I listen to the same song, the song that transports me back to three months ago (was it really just three months? Felt like three years) to the road trip and the endless fun I had throughout the entire week. And yet, I am not there. I am listening to the same song, but I am stuck in a crowded bus observing the terrible haze from its windows, feeling the bore and chore of routine weighing me down, wondering if we could ever recreate the magic we had last year.
Do you believe in “first moment’s the most magical”? Because I do. I believe the best moments are the ones where you walk into them unpredictably without prior planning, but once you set down your heart to plan something out, it’s never as good as the first time.
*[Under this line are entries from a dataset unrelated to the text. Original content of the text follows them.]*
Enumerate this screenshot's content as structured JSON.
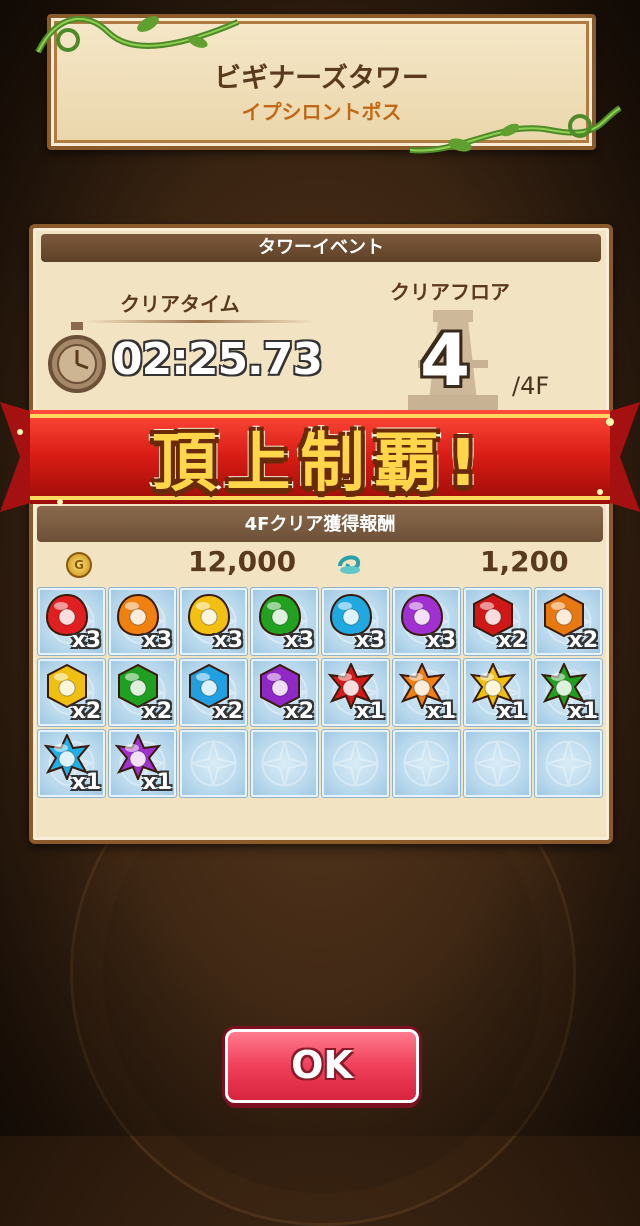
{
  "header": {
    "title": "ビギナーズタワー",
    "subtitle": "イプシロントポス"
  },
  "panel": {
    "title": "タワーイベント",
    "clear_time_label": "クリアタイム",
    "clear_time": "02:25.73",
    "clear_floor_label": "クリアフロア",
    "clear_floor": "4",
    "floor_total": "/4F"
  },
  "banner": {
    "text": "頂上制覇!"
  },
  "rewards": {
    "header": "4Fクリア獲得報酬",
    "gold_icon_letter": "G",
    "gold": "12,000",
    "spirit": "1,200",
    "items": [
      {
        "icon": "red-round-gem-icon",
        "shape": "round",
        "color": "#e02020",
        "qty": "x3"
      },
      {
        "icon": "orange-round-gem-icon",
        "shape": "round",
        "color": "#f08010",
        "qty": "x3"
      },
      {
        "icon": "yellow-round-gem-icon",
        "shape": "round",
        "color": "#f2c010",
        "qty": "x3"
      },
      {
        "icon": "green-round-gem-icon",
        "shape": "round",
        "color": "#22a020",
        "qty": "x3"
      },
      {
        "icon": "cyan-round-gem-icon",
        "shape": "round",
        "color": "#20a8e0",
        "qty": "x3"
      },
      {
        "icon": "purple-round-gem-icon",
        "shape": "round",
        "color": "#a030d0",
        "qty": "x3"
      },
      {
        "icon": "red-hex-gem-icon",
        "shape": "hex",
        "color": "#d01818",
        "qty": "x2"
      },
      {
        "icon": "orange-hex-gem-icon",
        "shape": "hex",
        "color": "#e87810",
        "qty": "x2"
      },
      {
        "icon": "yellow-hex-gem-icon",
        "shape": "hex",
        "color": "#f0c010",
        "qty": "x2"
      },
      {
        "icon": "green-hex-gem-icon",
        "shape": "hex",
        "color": "#20a020",
        "qty": "x2"
      },
      {
        "icon": "cyan-hex-gem-icon",
        "shape": "hex",
        "color": "#20a0e0",
        "qty": "x2"
      },
      {
        "icon": "purple-hex-gem-icon",
        "shape": "hex",
        "color": "#9028c8",
        "qty": "x2"
      },
      {
        "icon": "red-star-gem-icon",
        "shape": "star",
        "color": "#d81818",
        "qty": "x1"
      },
      {
        "icon": "orange-star-gem-icon",
        "shape": "star",
        "color": "#f08010",
        "qty": "x1"
      },
      {
        "icon": "yellow-star-gem-icon",
        "shape": "star",
        "color": "#f0c010",
        "qty": "x1"
      },
      {
        "icon": "green-star-gem-icon",
        "shape": "star",
        "color": "#20a020",
        "qty": "x1"
      },
      {
        "icon": "cyan-star-gem-icon",
        "shape": "star",
        "color": "#20b0e8",
        "qty": "x1"
      },
      {
        "icon": "purple-star-gem-icon",
        "shape": "star",
        "color": "#a030d0",
        "qty": "x1"
      }
    ],
    "total_slots": 24
  },
  "ok_button": {
    "label": "OK"
  },
  "colors": {
    "accent_red": "#f0405a",
    "gold_text": "#ffd54a",
    "panel_bg": "#f2e3c3"
  }
}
I think it’s a matter of expectations. I walk into the second attempt expecting it to be as spectacular as the first, and I think hence I get disappointed easily.
I don’t know what it is about this year that’s made me afraid to step out of my comfort zone again. Heck, the entire last year was wholly days and weeks and months of taking the risk and feeling good about them. I need to constantly remind myself that I’m still the same person as last year, still the same person who travelled solo in London for a day and went parasailing without a second thought. I just need to bring her out from her hiding place again.
And lastly, I miss so many things, so many people. I miss what was, and I miss home.
The song is Rawnald Gregory Erickson The Second by STRFKR.